Given ARID4B's role in regulating the PI3K pathway in prostate cancer and its expression in various cancer tissues , it presents a potential therapeutic target:

• Expression correlation with outcome: Analyze ARID4B protein expression using the validated antibody in tissue microarrays to correlate expression with patient outcomes across cancer types.

• Functional dependency screening: Use CRISPR-Cas9 screens in cancer cell panels to identify cancer types with specific dependence on ARID4B function.

• Mechanism of action studies: Utilize the antibody in ChIP-Seq and proteomic studies to map ARID4B regulatory networks in cancer contexts compared to normal tissues.

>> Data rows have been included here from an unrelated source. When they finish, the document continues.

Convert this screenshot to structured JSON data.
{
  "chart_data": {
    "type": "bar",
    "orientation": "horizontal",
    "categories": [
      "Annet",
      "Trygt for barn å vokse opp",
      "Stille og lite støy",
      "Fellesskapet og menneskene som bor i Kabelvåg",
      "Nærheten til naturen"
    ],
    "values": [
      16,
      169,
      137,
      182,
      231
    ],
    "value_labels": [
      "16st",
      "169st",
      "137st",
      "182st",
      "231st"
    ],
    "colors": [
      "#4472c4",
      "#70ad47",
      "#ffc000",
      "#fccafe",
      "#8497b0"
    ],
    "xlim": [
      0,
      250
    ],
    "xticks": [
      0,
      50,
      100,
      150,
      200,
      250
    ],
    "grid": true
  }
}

• Drug combination strategies: Investigate whether ARID4B inhibition (via genetic means) sensitizes cancer cells to existing PI3K pathway inhibitors or AR antagonists.

• Protein-protein interaction targeting: Use the antibody to validate disruption of critical ARID4B interactions (with ARID4A, AR, or RB) by small molecules or peptides.

• Biomarker development: Evaluate whether ARID4B expression or post-translational modifications correlate with response to specific cancer therapies.

These approaches may inform development of ARID4B-targeted therapeutic strategies or identify contexts where ARID4B status predicts treatment response.